As a stop on I40 it is definitely worthwhile, and the wildlife sanctuary looks to be very interesting and worthwhile also. If it works for your schedule I suggest stopping to play, and throwing a few bucks into their donation box to help with the effort.
6 of 6 people found this review helpful.
2 Helpful / 2 Not
Pros: The course is secluded, quiet, and played only often enough to have paths warn down which is great if you're wanting to play without interruption from other golfers. The front 9 is very long, and sometimes windy giving your skill a chance to improve.
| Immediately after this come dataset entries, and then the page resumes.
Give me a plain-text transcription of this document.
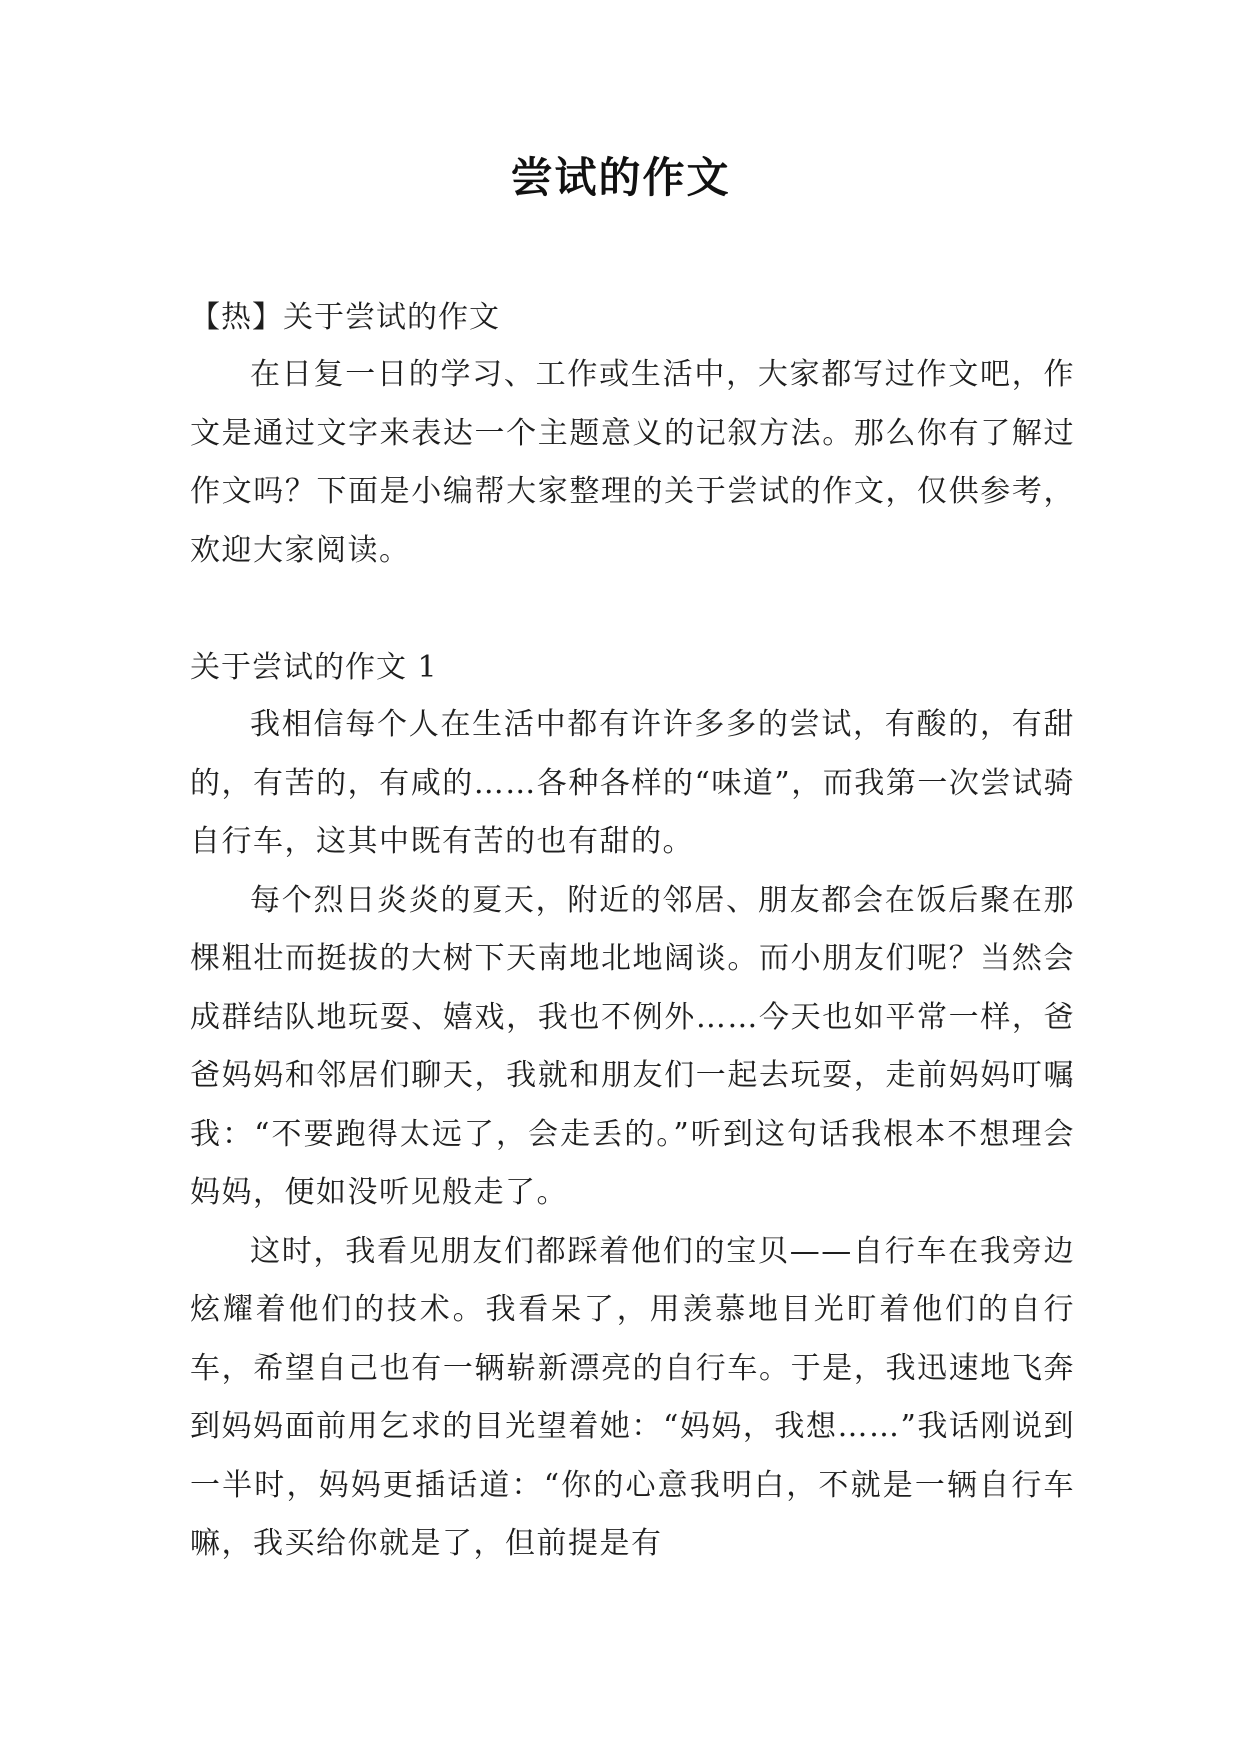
尝试的作文

【热】关于尝试的作文

在日复一日的学习、工作或生活中，大家都写过作文吧，作文是通过文字来表达一个主题意义的记叙方法。那么你有了解过作文吗？下面是小编帮大家整理的关于尝试的作文，仅供参考，欢迎大家阅读。

关于尝试的作文 1

我相信每个人在生活中都有许许多多的尝试，有酸的，有甜的，有苦的，有咸的……各种各样的“味道”，而我第一次尝试骑自行车，这其中既有苦的也有甜的。

每个烈日炎炎的夏天，附近的邻居、朋友都会在饭后聚在那棵粗壮而挺拔的大树下天南地北地阔谈。而小朋友们呢？当然会成群结队地玩耍、嬉戏，我也不例外……今天也如平常一样，爸爸妈妈和邻居们聊天，我就和朋友们一起去玩耍，走前妈妈叮嘱我：“不要跑得太远了，会走丢的。”听到这句话我根本不想理会妈妈，便如没听见般走了。

这时，我看见朋友们都踩着他们的宝贝——自行车在我旁边炫耀着他们的技术。我看呆了，用羡慕地目光盯着他们的自行车，希望自己也有一辆崭新漂亮的自行车。于是，我迅速地飞奔到妈妈面前用乞求的目光望着她：“妈妈，我想……”我话刚说到一半时，妈妈更插话道：“你的心意我明白，不就是一辆自行车嘛，我买给你就是了，但前提是有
The back 9 is rarely windy and extremely wooded, requiring a whole different set of skill to score par or under on.
Cons: Signage could be better, and the maps provided could have a directional plot on them (N, S, E, W Gino!) The cholla are a bit of a pain in the ass, literally in some cases, and the trees are sometimes 40 feet wide and love to eat discs. A recent update to the course has left the back 9 very confusing and the lengths on the holes are incorrect (Microsoft Worldview gives different distances for 17 holes than marked)
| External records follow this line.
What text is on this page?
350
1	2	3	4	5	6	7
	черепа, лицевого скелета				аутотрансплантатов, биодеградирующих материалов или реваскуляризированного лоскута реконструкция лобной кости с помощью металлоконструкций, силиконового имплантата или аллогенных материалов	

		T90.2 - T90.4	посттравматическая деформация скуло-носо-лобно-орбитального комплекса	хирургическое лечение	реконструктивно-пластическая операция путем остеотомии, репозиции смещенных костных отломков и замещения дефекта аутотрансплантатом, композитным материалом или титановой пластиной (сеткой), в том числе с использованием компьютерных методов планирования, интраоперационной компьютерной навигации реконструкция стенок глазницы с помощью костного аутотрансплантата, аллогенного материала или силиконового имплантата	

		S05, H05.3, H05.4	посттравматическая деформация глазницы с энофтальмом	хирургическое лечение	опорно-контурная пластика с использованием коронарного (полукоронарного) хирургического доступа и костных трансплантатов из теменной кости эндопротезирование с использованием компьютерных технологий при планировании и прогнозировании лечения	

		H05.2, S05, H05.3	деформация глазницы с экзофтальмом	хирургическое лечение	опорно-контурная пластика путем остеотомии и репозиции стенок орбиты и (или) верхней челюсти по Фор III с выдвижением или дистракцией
Other Thoughts: As myself, my brother, our friend Josh, and our friends Gino and Guy helped design that course, I find the course to be a much better option than playing in the city (Albuquerque). The course has it's drawbacks, like any other course, but is great fun for all skill levels. If you'd like to play this course, please call me any time at 505 463-9122. I very much enjoy the course and am more than willing to show you around.
2 of 4 people found this review helpful.
1 Helpful / 1 Not
Pros: Amateur and Pro length tee boxes on almost every hole with signs that indicate distance. Scenic. Moderately challenging. Wide open; due to to its location, I'd doubt that anyone (unless there are local players, and one would assume there would be, or else the course wouldn't be here in the first place) plays it very often. As such, it's super clean and plays fast. Tee boxes are just dirt, but they're fairly sizable and - if it makes sense - composed of "good" dirt. Part of a wildlife preserve / zoo.
Cons: Confusing layout. No maps. No indication on signs of where the pin is located. All the tee boxes point in more or less the right direction, but unless you know where you're going or just throw blind, you'll have to walk the hole to find which pin you're shooting at. The pins themselves are not of the best quality, and not all of the flags on them indicate which number pin they are. The front 9 runs very close to the highway which detracts from what would otherwise be fantastic solitude in a pleasant environment; it's also adjacent to a cow pasture, which makes for nervous throwing (on two holes) on windy days.
Other Thoughts: Are there 18 holes? Were there 18 at one point? Only 9 the time I played it. And the people working at the wildlife preserve / zoo gave conflicting answers, ranging from oblivious to there were plans to put nine more in that never came to fruition. Even with nine more, it really wouldn't be worth driving to by itself; unless you're passing through and want to check it out, I really can't recommend this course.
1 of 2 people found this review helpful.